In a world that often overlooks the quiet battles faced by those with physical disabilities, one individual’s journey shines with resilience and courage. Navigating life with a limp, crutches, and scars hidden beneath clothing, they confront daily challenges that remain invisible to most strangers. Yet, in the heart of a college woodshop—a place not designed for someone like them—they found unexpected support and transformation through the compassion of a professor who saw beyond limitations.
This story is a testament to the power of empathy and advocacy. Invited to share their lived experience as both a speaker and client, they opened a door for understanding and change, turning personal trials into a beacon of hope. Their voice, rising above barriers, not only educates but inspires a community to reimagine accessibility and inclusion in spaces where it was once unimaginable.

AITA for not sharing my specific diagnosis?















Dr. Brené Brown, a renowned research professor known for her work on vulnerability, courage, and shame, often speaks about the difference between sympathy and empathy, and the importance of setting boundaries around personal disclosure. Her framework suggests that true connection is built on authentic sharing, but authenticity does not mandate complete transparency, especially when such transparency might lead to negative judgment or stereotyping.
The student’s demand for a diagnosis stems from a cognitive shortcut—a reliance on labels to categorize and simplify complex realities. In design thinking, while functional requirements are key, demanding a specific etiology (diagnosis) instead of focusing on the functional limitations described (the lived experience) indicates a failure to grasp the core principle of user-centered design.
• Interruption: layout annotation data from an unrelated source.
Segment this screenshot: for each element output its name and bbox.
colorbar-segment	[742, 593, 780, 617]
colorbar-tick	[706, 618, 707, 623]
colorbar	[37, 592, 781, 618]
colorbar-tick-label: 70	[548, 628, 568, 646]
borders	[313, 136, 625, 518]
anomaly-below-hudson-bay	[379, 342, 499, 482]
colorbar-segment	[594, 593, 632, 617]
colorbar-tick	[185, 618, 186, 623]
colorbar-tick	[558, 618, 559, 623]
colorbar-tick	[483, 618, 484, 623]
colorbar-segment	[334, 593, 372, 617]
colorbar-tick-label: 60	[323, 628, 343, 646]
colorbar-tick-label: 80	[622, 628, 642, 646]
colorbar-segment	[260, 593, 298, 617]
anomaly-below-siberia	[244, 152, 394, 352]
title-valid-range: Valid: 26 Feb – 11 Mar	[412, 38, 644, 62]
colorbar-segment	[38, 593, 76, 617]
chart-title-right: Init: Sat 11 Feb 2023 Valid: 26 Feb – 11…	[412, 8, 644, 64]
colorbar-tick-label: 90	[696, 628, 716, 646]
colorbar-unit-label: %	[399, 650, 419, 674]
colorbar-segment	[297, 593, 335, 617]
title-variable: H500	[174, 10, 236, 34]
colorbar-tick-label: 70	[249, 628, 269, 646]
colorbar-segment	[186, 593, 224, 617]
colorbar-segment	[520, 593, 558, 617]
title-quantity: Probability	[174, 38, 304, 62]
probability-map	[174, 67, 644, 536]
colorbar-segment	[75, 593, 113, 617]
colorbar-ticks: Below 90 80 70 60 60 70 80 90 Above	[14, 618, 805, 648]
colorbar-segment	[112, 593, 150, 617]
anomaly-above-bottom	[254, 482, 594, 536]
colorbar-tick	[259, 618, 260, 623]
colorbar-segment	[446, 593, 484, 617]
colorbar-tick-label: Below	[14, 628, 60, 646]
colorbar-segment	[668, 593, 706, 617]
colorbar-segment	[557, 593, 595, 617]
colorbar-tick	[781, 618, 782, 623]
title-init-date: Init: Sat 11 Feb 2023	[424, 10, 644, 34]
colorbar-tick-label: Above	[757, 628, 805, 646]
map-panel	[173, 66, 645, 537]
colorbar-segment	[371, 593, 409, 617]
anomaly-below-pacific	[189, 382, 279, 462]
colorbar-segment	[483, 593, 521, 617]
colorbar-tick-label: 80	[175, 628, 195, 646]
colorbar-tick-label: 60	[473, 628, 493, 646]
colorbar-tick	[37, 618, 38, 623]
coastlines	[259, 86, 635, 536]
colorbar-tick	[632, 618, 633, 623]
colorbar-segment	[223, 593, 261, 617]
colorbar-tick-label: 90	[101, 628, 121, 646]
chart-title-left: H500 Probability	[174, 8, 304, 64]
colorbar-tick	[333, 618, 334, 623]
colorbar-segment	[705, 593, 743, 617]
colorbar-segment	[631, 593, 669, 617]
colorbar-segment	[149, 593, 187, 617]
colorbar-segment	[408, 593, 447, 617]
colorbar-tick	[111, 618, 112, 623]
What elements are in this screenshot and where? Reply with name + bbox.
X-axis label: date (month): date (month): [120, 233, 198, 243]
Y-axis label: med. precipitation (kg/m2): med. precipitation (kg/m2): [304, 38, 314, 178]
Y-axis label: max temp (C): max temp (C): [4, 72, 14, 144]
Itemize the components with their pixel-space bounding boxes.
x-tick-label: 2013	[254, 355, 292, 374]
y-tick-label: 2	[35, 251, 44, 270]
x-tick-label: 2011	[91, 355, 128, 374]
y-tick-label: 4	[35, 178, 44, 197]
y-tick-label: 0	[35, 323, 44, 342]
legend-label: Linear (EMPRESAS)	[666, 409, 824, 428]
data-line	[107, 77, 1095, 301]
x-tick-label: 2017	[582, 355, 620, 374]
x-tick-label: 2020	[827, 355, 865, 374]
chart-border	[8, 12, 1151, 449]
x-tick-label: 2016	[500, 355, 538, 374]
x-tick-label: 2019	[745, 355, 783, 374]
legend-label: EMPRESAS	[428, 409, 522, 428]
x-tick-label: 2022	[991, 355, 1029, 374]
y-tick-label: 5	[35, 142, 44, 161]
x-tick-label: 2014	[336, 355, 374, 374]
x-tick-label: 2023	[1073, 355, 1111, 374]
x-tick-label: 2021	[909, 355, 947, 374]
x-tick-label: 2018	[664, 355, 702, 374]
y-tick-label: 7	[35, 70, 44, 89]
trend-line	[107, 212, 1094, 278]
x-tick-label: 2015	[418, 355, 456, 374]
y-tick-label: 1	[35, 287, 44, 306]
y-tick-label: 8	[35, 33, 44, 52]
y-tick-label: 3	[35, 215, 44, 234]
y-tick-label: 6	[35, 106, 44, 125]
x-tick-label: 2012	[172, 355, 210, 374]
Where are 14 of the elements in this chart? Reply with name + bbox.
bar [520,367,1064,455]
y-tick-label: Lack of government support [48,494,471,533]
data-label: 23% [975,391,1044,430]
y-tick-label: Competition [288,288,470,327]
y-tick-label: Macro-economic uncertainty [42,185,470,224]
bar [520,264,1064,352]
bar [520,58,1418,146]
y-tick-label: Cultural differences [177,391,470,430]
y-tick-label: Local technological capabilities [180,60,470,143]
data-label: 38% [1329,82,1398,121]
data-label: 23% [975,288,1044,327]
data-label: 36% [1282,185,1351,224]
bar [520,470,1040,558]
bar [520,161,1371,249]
The OP correctly focused on functional challenges and environmental barriers, which are the actual constraints for design solutions. The student’s reaction demonstrates a lack of respect for the OP’s established boundary and an assumption that the personal medical file is necessary data for professional work, overlooking the subjective reality shared.
The OP was entirely appropriate in protecting their personal medical information, especially given past negative experiences where diagnoses led to misinformed assumptions. For future interactions, the OP could proactively state at the beginning: ‘My focus today is on the environmental and social barriers I face daily. For the purpose of this design exercise, please focus only on the functional challenges I describe, not my specific medical labels.’ This sets a clear boundary from the outset, managing expectations about the level of medical disclosure.
HERE’S HOW REDDIT BLEW UP AFTER HEARING THIS – PEOPLE COULDN’T BELIEVE IT.




No one needs the actual diagnosis to accommodate you or design things to help. All they need is the physical/mental limitations that they need to design for.













The individual in this situation felt conflicted after sharing personal experiences regarding disability but choosing to withhold specific medical diagnoses when pressed by a student. This highlights the tension between the desire to educate others based on lived experience and the fundamental right to medical privacy.
When is the sharing of lived experience sufficient for understanding, and at what point does the demand for clinical labels override an individual’s right to self-determination regarding their personal health information?